Viewing higher education as a human right does not mean that it cannot simultaneously benefit the nation and the individual. While Keller (2006), for instance, who examined an international sample of countries, concluded that lower levels of education should be financially prioritized, she also avowed, “College enrollment rates and expenditures thereon are important to political rights” (p. 32). Further, McMahon and Oketch (2013), examining citizens of the United Kingdom, quantified higher education’s effects on individuals’ life opportunities, arguing that higher education is a type of inalienable right and therefore must be accessible and affordable if industry is to access a pool of qualified and well-trained applicants. Similarly, McMahon (2009) maintained that a generous higher education funding policy directly correlates with the public good and a modern human capital approach, an approach through which he argued for considering and valuing not only the market but also the nonmarket benefits of higher education. McMahon (2009) reminded us that higher education confers advantages beyond the economic, which can affect the welfare of households and communities, including of future generations.

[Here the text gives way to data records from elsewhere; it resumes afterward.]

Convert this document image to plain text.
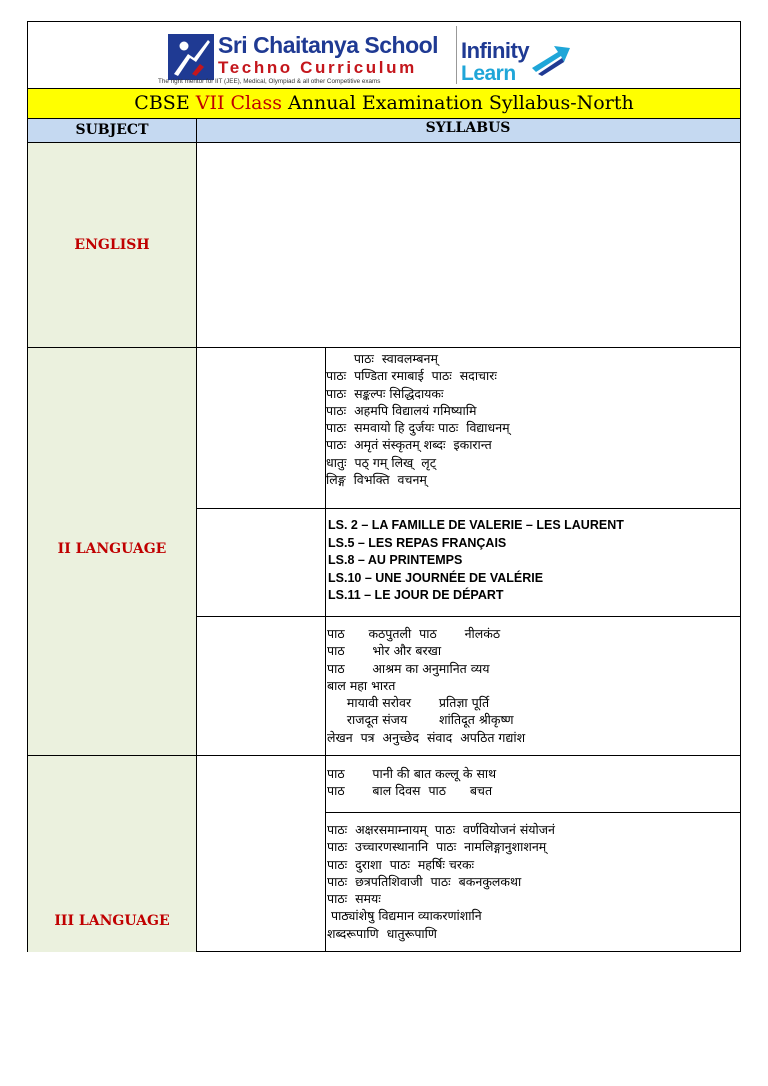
Sri Chaitanya School
Techno Curriculum
The right mentor for IIT (JEE), Medical, Olympiad & all other Competitive exams
Infinity
Learn
CBSE VII Class Annual Examination Syllabus-North
SUBJECT	SYLLABUS
ENGLISH
II LANGUAGE
III LANGUAGE
पाठः  स्वावलम्बनम्
पाठः  पण्डिता रमाबाई  पाठः  सदाचारः
पाठः  सङ्कल्पः सिद्धिदायकः
पाठः  अहमपि विद्यालयं गमिष्यामि
पाठः  समवायो हि दुर्जयः पाठः  विद्याधनम्
पाठः  अमृतं संस्कृतम् शब्दः  इकारान्त
धातुः  पठ् गम् लिख्  लृट्
लिङ्ग  विभक्ति  वचनम्
LS. 2 – LA FAMILLE DE VALERIE – LES LAURENT
LS.5 – LES REPAS FRANÇAIS
LS.8 – AU PRINTEMPS
LS.10 – UNE JOURNÉE DE VALÉRIE
LS.11 – LE JOUR DE DÉPART
पाठ      कठपुतली  पाठ       नीलकंठ
पाठ       भोर और बरखा
पाठ       आश्रम का अनुमानित व्यय
बाल महा भारत
मायावी सरोवर       प्रतिज्ञा पूर्ति
राजदूत संजय        शांतिदूत श्रीकृष्ण
लेखन  पत्र  अनुच्छेद  संवाद  अपठित गद्यांश
पाठ       पानी की बात कल्लू के साथ
पाठ       बाल दिवस  पाठ      बचत
पाठः  अक्षरसमाम्नायम्  पाठः  वर्णवियोजनं संयोजनं
पाठः  उच्चारणस्थानानि  पाठः  नामलिङ्गानुशाशनम्
पाठः  दुराशा  पाठः  महर्षिः चरकः
पाठः  छत्रपतिशिवाजी  पाठः  बकनकुलकथा
पाठः  समयः
पाठ्यांशेषु विद्यमान व्याकरणांशानि
शब्दरूपाणि  धातुरूपाणि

Existing scholarship that examines human capital theory and its relationship to the economic growth of the nation state notes that in the U.S., citizens’ well-being, as well as the well-being of the nation state itself, is highly interconnected with the state’s investment in human capital (Clemes, Hu, & Li, 2016; McMahon, 2009; Neher, Patterson, Duffield, & Harvey, 2017). However, Jemielniak and Greenwood (2015) highlighted a growing neoliberal cast to social and economic policy related to higher education, policy which tends to underfund important projects for development of human capital in disadvantaged classes. For example, The Pew Charitable Trusts (2015) observed that since the Great Recession, federal funding for higher education continues to decline, placing a growing financial burden on the states and ultimately, on individual students and families. Leachman, Masterson, and Wallace (2016) reported that these increasing burdens and the concomitant decline in funding are now fixtures of the reality facing higher education leadership, and the almost certain persistence of these conditions is underscored by the fact that after nearly a decade of economic growth, educational funding has yet to reach even pre-recession levels.